Second, we now have new whistleblower authority which authorizes the agency to compensate individuals who provide the SEC with useful information suggesting securities law violations. We have received and studied many comments to the proposed rules, and adoption of the rule is set for April. The proposed rule has provoked some passionate views, particularly on the issue of the role of internal corporate compliance programs. In the proposed rule, we have worked hard to strike the right balance between incentivizing and protecting whistleblowers who want to report suspected misconduct, but at the same time acknowledging the value and obligation of corporate compliance programs to identify and remediate misconduct in the company’s operations. We look forward to implementing the whistleblower program in a way that factors in the important role of corporate compliance programs while providing whistleblowers a direct path to the SEC in appropriate circumstances.
There are no shortages of challenges to the enforcement program. We must be current with market developments. For example, in the market abuse area, we need the expertise to understand and analyze new trading technologies such as high-frequency and algorithmic trading, data feed latency issues, and large volume trading, as well as systemic insider trading and manipulation schemes. In the asset management area, we must increase our understanding of issues related to valuation of illiquid portfolios, false performance claims, preferential redemptions, and high-risk emerging products.
In the municipal securities markets, we must be up-to-date on pension liability disclosures, valuation issues, and tax-arbitrage activities. These examples are just part of a broader array of challenges stemming from the fast-paced change and increasing complexity apparent in the financial products, markets, transactions, and practices that the Division confronts.
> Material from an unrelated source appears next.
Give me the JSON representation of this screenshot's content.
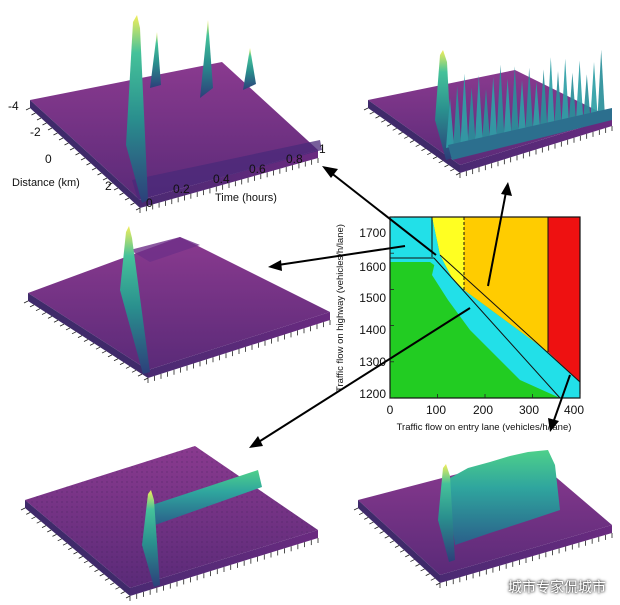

To give but one example of the technology challenges we face, critical to our mission is increased capacity to analyze large volumes of information, including both structured and unstructured data. The Division receives each month approximately three to four terabytes of electronic data. As a comparison, 20 terabytes is often noted as the equivalent to the printed book collection of the U.S. Library of Congress. The capacity and functionality of our systems to handle this volume is not what it should be.
But despite these limitations, I see every day the incredible talent and commitment of the staff, and I am confident that we will continue to bring new energy and vision to the critical task of policing our financial markets.